Los antecedentes lejanos se ubican en la Ley de Accidentes de Trabajo del Estado de México expedida en 1904 y la Ley sobre Accidentes de Trabajo del Estado de Nuevo León en 1906, en donde “se reconocía, por primera vez en el país, la obligación para los empresarios de atender a sus empleados en caso de enfermedad, accidente o muerte, derivados del cumplimiento de sus labores”.[1] Sin embargo y pese a lo anterior, el Estado no tenía una plena responsabilidad en la provisión del bienestar social de la población.

Con la Constitución de 1917 el Estado asume compromisos en la perspectiva social, a través de los artículos 3, 73 y 123, que incluyen acciones como la gratuidad en la enseñanza primaria, aplicación de medidas sanitarias preventivas y el fomento en el establecimiento de cajas de seguros populares y de sociedades cooperativas para la construcción de casas con bajos costos;[2] tres pilares básicos que fundamentaron avances importantes en materia sanitaria y educativa, aunque en el campo de la seguridad social, los beneficios fueron todavía posteriores.
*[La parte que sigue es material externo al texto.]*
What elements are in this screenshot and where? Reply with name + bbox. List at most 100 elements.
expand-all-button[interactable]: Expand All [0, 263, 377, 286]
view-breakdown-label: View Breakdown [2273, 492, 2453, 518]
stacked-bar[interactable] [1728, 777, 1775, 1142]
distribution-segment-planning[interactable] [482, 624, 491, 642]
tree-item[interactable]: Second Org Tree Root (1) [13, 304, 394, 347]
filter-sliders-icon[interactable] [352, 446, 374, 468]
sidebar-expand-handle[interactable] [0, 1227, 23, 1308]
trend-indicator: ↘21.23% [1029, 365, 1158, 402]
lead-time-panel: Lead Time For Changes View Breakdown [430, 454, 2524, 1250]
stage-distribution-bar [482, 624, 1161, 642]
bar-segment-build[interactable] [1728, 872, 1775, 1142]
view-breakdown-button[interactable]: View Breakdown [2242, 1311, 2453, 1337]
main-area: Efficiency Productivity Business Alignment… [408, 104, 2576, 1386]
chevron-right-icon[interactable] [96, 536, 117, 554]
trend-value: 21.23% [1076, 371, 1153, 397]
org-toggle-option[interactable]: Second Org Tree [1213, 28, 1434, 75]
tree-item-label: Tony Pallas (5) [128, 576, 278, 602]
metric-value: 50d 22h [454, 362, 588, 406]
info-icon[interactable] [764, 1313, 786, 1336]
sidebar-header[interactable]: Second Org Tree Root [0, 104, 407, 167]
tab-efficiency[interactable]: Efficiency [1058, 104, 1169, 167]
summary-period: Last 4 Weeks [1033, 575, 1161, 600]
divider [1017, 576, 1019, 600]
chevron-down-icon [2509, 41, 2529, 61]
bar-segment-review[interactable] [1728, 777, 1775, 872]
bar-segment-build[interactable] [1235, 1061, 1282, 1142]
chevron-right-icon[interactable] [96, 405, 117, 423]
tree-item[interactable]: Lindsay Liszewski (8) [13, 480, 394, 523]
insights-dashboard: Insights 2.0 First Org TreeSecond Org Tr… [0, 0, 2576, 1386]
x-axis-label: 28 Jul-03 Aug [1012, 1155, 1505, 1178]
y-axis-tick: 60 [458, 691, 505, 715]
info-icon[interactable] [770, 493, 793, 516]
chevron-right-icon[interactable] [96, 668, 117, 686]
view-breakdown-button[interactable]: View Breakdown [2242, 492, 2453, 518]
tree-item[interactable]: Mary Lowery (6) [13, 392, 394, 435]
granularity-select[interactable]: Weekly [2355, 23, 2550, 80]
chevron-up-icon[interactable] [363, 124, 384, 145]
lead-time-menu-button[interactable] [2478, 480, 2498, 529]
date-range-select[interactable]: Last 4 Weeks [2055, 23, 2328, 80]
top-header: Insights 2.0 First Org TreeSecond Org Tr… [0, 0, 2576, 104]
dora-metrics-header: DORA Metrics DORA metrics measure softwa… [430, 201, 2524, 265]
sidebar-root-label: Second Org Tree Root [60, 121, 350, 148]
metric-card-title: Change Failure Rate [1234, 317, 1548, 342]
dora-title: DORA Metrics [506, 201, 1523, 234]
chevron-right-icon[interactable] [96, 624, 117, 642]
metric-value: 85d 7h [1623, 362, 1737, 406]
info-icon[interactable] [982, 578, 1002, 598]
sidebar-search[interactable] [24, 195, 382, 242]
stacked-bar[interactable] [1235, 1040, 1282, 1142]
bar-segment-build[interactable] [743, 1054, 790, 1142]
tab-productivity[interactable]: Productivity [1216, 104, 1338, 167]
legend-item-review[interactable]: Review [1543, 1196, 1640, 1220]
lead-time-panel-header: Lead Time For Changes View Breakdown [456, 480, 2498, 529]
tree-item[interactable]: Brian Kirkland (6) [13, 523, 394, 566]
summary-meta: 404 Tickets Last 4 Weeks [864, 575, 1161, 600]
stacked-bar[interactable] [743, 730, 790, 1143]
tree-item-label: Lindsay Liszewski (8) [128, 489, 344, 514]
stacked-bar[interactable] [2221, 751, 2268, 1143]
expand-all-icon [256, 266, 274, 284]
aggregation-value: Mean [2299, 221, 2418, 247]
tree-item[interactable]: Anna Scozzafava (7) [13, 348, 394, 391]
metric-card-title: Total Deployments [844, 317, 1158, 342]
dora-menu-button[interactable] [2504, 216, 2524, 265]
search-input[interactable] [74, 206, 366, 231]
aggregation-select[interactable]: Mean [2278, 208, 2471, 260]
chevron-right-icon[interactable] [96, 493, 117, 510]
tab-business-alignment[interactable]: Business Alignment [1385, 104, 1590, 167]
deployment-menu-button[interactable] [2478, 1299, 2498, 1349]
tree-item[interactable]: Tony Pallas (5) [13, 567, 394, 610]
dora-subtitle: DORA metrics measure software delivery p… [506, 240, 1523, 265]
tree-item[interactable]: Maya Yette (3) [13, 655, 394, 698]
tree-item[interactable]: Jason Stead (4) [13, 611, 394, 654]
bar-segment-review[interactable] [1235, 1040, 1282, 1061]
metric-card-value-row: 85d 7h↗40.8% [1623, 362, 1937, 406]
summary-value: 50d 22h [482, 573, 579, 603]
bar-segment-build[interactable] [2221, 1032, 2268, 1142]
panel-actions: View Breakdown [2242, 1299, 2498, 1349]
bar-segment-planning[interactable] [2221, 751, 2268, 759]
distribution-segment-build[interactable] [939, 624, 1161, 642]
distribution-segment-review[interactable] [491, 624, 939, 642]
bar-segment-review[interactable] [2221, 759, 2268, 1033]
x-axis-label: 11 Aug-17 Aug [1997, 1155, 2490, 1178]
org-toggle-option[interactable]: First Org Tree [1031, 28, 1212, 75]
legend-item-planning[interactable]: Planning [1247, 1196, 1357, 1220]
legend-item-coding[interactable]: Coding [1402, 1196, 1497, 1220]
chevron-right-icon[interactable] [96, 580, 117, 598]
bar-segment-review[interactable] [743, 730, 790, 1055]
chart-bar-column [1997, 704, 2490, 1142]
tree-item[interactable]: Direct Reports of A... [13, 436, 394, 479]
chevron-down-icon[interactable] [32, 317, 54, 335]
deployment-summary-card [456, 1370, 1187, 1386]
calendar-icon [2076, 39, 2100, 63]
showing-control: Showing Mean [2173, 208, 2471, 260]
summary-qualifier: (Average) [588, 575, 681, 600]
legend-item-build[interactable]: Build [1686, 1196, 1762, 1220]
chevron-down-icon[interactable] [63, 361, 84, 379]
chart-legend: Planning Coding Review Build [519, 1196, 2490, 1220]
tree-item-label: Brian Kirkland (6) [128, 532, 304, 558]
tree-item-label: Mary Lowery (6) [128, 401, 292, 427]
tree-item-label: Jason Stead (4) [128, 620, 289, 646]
En el Estado de México, los inicios de la seguridad social tienen lugar en el año de 1904, cuando José Vicente Villada, gobernador del Estado, envió una iniciativa de ley a la Cámara de Diputados, la que sentó las bases para el establecimiento de la Sociedad Mutualista de Ahorros y Préstamos de los Empleados Gubernamentales.

 


[1]  Citado en: Ver sitio

[2] Cfr. Ordóñez Barba, Gerardo, El Estado de bienestar en las democracias occidentales: lecciones para analizar el caso mexicano, Región y sociedad, Vol. XIV, no. 24, El Colegio de la Frontera Norte, 2002, p. 125.